Уже сейчас, даже в вечернюю смену, здесь тяжко ухали могучие станы, позванивали работающие ножницы и штампы ростом поменьше, отщелкивающие стальную плитку для настила полов завода. Неподалеку от них высились гиганты с желтыми капитанскими мостиками, у ног которых сверкала свежим срезом стали их продукция: кольца и шестерни диаметром метра по два. Между ними ходили маленькие пятитонные грузовики и шныряли красненькие электропогрузчики.

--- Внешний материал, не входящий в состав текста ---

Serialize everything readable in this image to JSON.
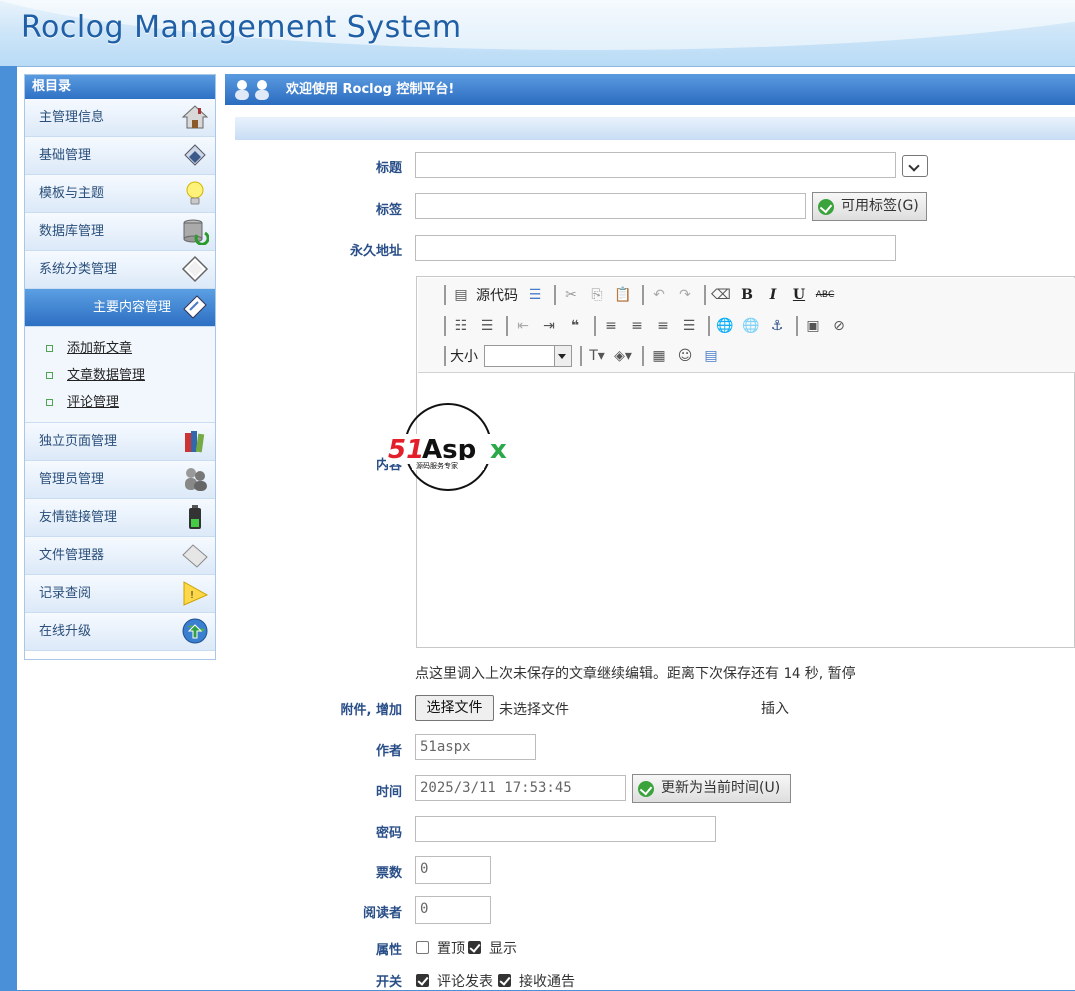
{
  "app": {
    "title": "Roclog Management System"
  },
  "sidebar": {
    "header": "根目录",
    "items": [
      {
        "label": "主管理信息",
        "icon": "house-icon"
      },
      {
        "label": "基础管理",
        "icon": "tools-icon"
      },
      {
        "label": "模板与主题",
        "icon": "lightbulb-icon"
      },
      {
        "label": "数据库管理",
        "icon": "database-icon"
      },
      {
        "label": "系统分类管理",
        "icon": "tag-icon"
      },
      {
        "label": "主要内容管理",
        "icon": "document-edit-icon"
      },
      {
        "label": "独立页面管理",
        "icon": "books-icon"
      },
      {
        "label": "管理员管理",
        "icon": "users-icon"
      },
      {
        "label": "友情链接管理",
        "icon": "battery-icon"
      },
      {
        "label": "文件管理器",
        "icon": "folder-icon"
      },
      {
        "label": "记录查阅",
        "icon": "warning-icon"
      },
      {
        "label": "在线升级",
        "icon": "globe-icon"
      }
    ],
    "subitems": [
      "添加新文章",
      "文章数据管理",
      "评论管理"
    ]
  },
  "main": {
    "header": "欢迎使用 Roclog 控制平台!",
    "form": {
      "title_label": "标题",
      "title_value": "",
      "tags_label": "标签",
      "tags_value": "",
      "tags_button": "可用标签(G)",
      "permalink_label": "永久地址",
      "permalink_value": "",
      "content_label": "内容",
      "toolbar": {
        "source_label": "源代码",
        "size_label": "大小",
        "size_value": ""
      },
      "autosave_prefix": "点这里调入上次未保存的文章继续编辑。距离下次保存还有 ",
      "autosave_seconds": "14",
      "autosave_suffix": " 秒, 暂停",
      "attach_label": "附件, 增加",
      "file_button": "选择文件",
      "file_status": "未选择文件",
      "insert_label": "插入",
      "author_label": "作者",
      "author_value": "51aspx",
      "time_label": "时间",
      "time_value": "2025/3/11 17:53:45",
      "time_button": "更新为当前时间(U)",
      "password_label": "密码",
      "password_value": "",
      "votes_label": "票数",
      "votes_value": "0",
      "readers_label": "阅读者",
      "readers_value": "0",
      "props_label": "属性",
      "prop_top": {
        "label": "置顶",
        "checked": false
      },
      "prop_show": {
        "label": "显示",
        "checked": true
      },
      "switch_label": "开关",
      "switch_comment": {
        "label": "评论发表",
        "checked": true
      },
      "switch_notify": {
        "label": "接收通告",
        "checked": true
      }
    }
  },
  "watermark": {
    "brand": "51Aspx",
    "tagline": "源码服务专家"
  },
  "colors": {
    "accent": "#2f71c4",
    "label": "#2a4f88",
    "banner_title": "#1f5fa6"
  }
}
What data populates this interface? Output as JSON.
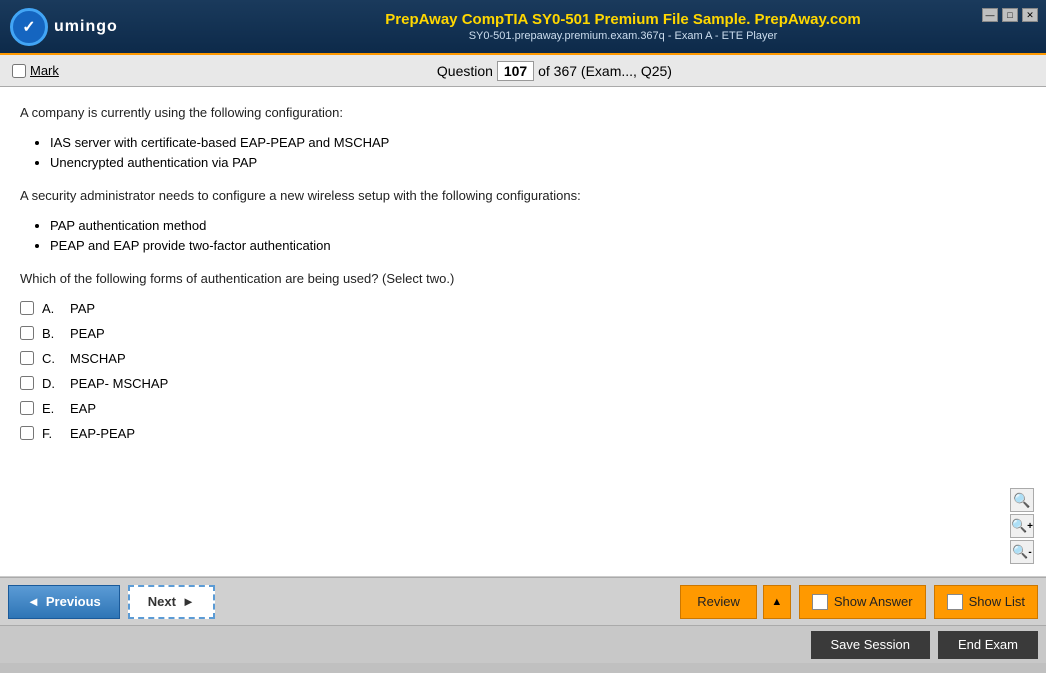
{
  "titleBar": {
    "title": "PrepAway CompTIA SY0-501 Premium File Sample. PrepAway.com",
    "subtitle": "SY0-501.prepaway.premium.exam.367q - Exam A - ETE Player",
    "controls": [
      "minimize",
      "maximize",
      "close"
    ]
  },
  "toolbar": {
    "markLabel": "Mark",
    "questionLabel": "Question",
    "questionNumber": "107",
    "questionTotal": "of 367 (Exam..., Q25)"
  },
  "question": {
    "intro": "A company is currently using the following configuration:",
    "bulletItems": [
      "IAS server with certificate-based EAP-PEAP and MSCHAP",
      "Unencrypted authentication via PAP"
    ],
    "setup": "A security administrator needs to configure a new wireless setup with the following configurations:",
    "setupBullets": [
      "PAP authentication method",
      "PEAP and EAP provide two-factor authentication"
    ],
    "prompt": "Which of the following forms of authentication are being used? (Select two.)",
    "options": [
      {
        "letter": "A.",
        "text": "PAP"
      },
      {
        "letter": "B.",
        "text": "PEAP"
      },
      {
        "letter": "C.",
        "text": "MSCHAP"
      },
      {
        "letter": "D.",
        "text": "PEAP- MSCHAP"
      },
      {
        "letter": "E.",
        "text": "EAP"
      },
      {
        "letter": "F.",
        "text": "EAP-PEAP"
      }
    ]
  },
  "bottomNav": {
    "previousLabel": "Previous",
    "nextLabel": "Next",
    "reviewLabel": "Review",
    "showAnswerLabel": "Show Answer",
    "showListLabel": "Show List",
    "saveSessionLabel": "Save Session",
    "endExamLabel": "End Exam"
  },
  "icons": {
    "prevArrow": "◄",
    "nextArrow": "►",
    "dropdownArrow": "▲",
    "search": "🔍",
    "zoomIn": "🔍+",
    "zoomOut": "🔍-",
    "minimize": "—",
    "maximize": "□",
    "close": "✕"
  }
}
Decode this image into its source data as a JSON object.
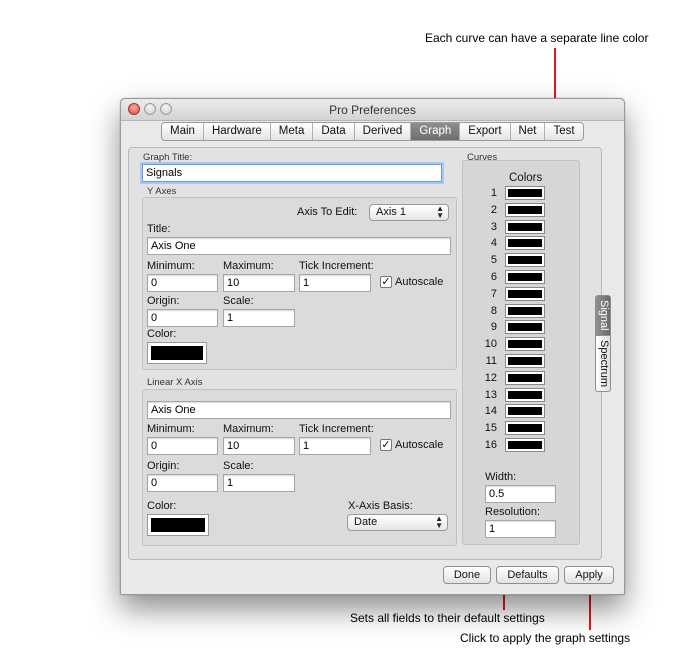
{
  "annotations": {
    "top": "Each curve can have a separate line color",
    "defaults": "Sets all fields to their default settings",
    "apply": "Click to apply the graph settings"
  },
  "window": {
    "title": "Pro Preferences"
  },
  "tabs": [
    {
      "label": "Main"
    },
    {
      "label": "Hardware"
    },
    {
      "label": "Meta"
    },
    {
      "label": "Data"
    },
    {
      "label": "Derived"
    },
    {
      "label": "Graph",
      "selected": true
    },
    {
      "label": "Export"
    },
    {
      "label": "Net"
    },
    {
      "label": "Test"
    }
  ],
  "graph": {
    "title_label": "Graph Title:",
    "title_value": "Signals"
  },
  "y_axes": {
    "section": "Y Axes",
    "axis_to_edit_label": "Axis To Edit:",
    "axis_to_edit_value": "Axis 1",
    "title_label": "Title:",
    "title_value": "Axis One",
    "min_label": "Minimum:",
    "min_value": "0",
    "max_label": "Maximum:",
    "max_value": "10",
    "tick_label": "Tick Increment:",
    "tick_value": "1",
    "autoscale_label": "Autoscale",
    "autoscale_checked": true,
    "origin_label": "Origin:",
    "origin_value": "0",
    "scale_label": "Scale:",
    "scale_value": "1",
    "color_label": "Color:",
    "color": "#000000"
  },
  "x_axis": {
    "section": "Linear X Axis",
    "title_value": "Axis One",
    "min_label": "Minimum:",
    "min_value": "0",
    "max_label": "Maximum:",
    "max_value": "10",
    "tick_label": "Tick Increment:",
    "tick_value": "1",
    "autoscale_label": "Autoscale",
    "autoscale_checked": true,
    "origin_label": "Origin:",
    "origin_value": "0",
    "scale_label": "Scale:",
    "scale_value": "1",
    "color_label": "Color:",
    "color": "#000000",
    "basis_label": "X-Axis Basis:",
    "basis_value": "Date"
  },
  "curves": {
    "section": "Curves",
    "colors_label": "Colors",
    "items": [
      {
        "num": "1",
        "color": "#000000"
      },
      {
        "num": "2",
        "color": "#000000"
      },
      {
        "num": "3",
        "color": "#000000"
      },
      {
        "num": "4",
        "color": "#000000"
      },
      {
        "num": "5",
        "color": "#000000"
      },
      {
        "num": "6",
        "color": "#000000"
      },
      {
        "num": "7",
        "color": "#000000"
      },
      {
        "num": "8",
        "color": "#000000"
      },
      {
        "num": "9",
        "color": "#000000"
      },
      {
        "num": "10",
        "color": "#000000"
      },
      {
        "num": "11",
        "color": "#000000"
      },
      {
        "num": "12",
        "color": "#000000"
      },
      {
        "num": "13",
        "color": "#000000"
      },
      {
        "num": "14",
        "color": "#000000"
      },
      {
        "num": "15",
        "color": "#000000"
      },
      {
        "num": "16",
        "color": "#000000"
      }
    ],
    "width_label": "Width:",
    "width_value": "0.5",
    "resolution_label": "Resolution:",
    "resolution_value": "1"
  },
  "side_tabs": [
    {
      "label": "Signal",
      "selected": true
    },
    {
      "label": "Spectrum"
    }
  ],
  "buttons": {
    "done": "Done",
    "defaults": "Defaults",
    "apply": "Apply"
  }
}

Какой чудесный парад современной техники! Обычно, добираясь до своего рабочего места, Тоня с удовольствием проходила вдоль строя строгих станков с фирменными дощечками: «Сделано в СССР». Рядом с ними щеголяли яркой, броской рекламной окраской детища фирм иностранных. Стояли тут какие-то «мясорубки», которые, наверно, были металлорубками. Красновато-коричневые великаны, похожие на спешенные комбайны, соседствовали со светло-зеленым кубом на тонких ножках, а дальше едва возвышалось над полом что-то круглое, высунувшее напоказ лишь черные головы электромоторов. Когда Тоня впервые зашла в КВЦ, она решила, что тут упрятано в землю что-нибудь вроде атомных реакторов, но потом оказалось, что это печи нормализации, видны их крышки, а электромоторы нужны для того, чтобы эти крышки открывать…

Позади печей, нацеленные на ворота, стояли большие красные автомобили, живущие на всякий случай: пожарные. Рядом с ними приютились десятка два легковых, достояние экспериментального цеха, все промежуточные модели — от исходной, фирмы «Фиат», до окончательной, принятой к производству, ради изготовления которой создан и этот корпус, размером с крупный машиностроительный завод, и строятся остальные корпуса автогиганта, и его город. Наконец, дальше расположилось целое полчище станков, укрываемых на ночь покрывалами и напоминающих в таком виде стадо уснувших бегемотов.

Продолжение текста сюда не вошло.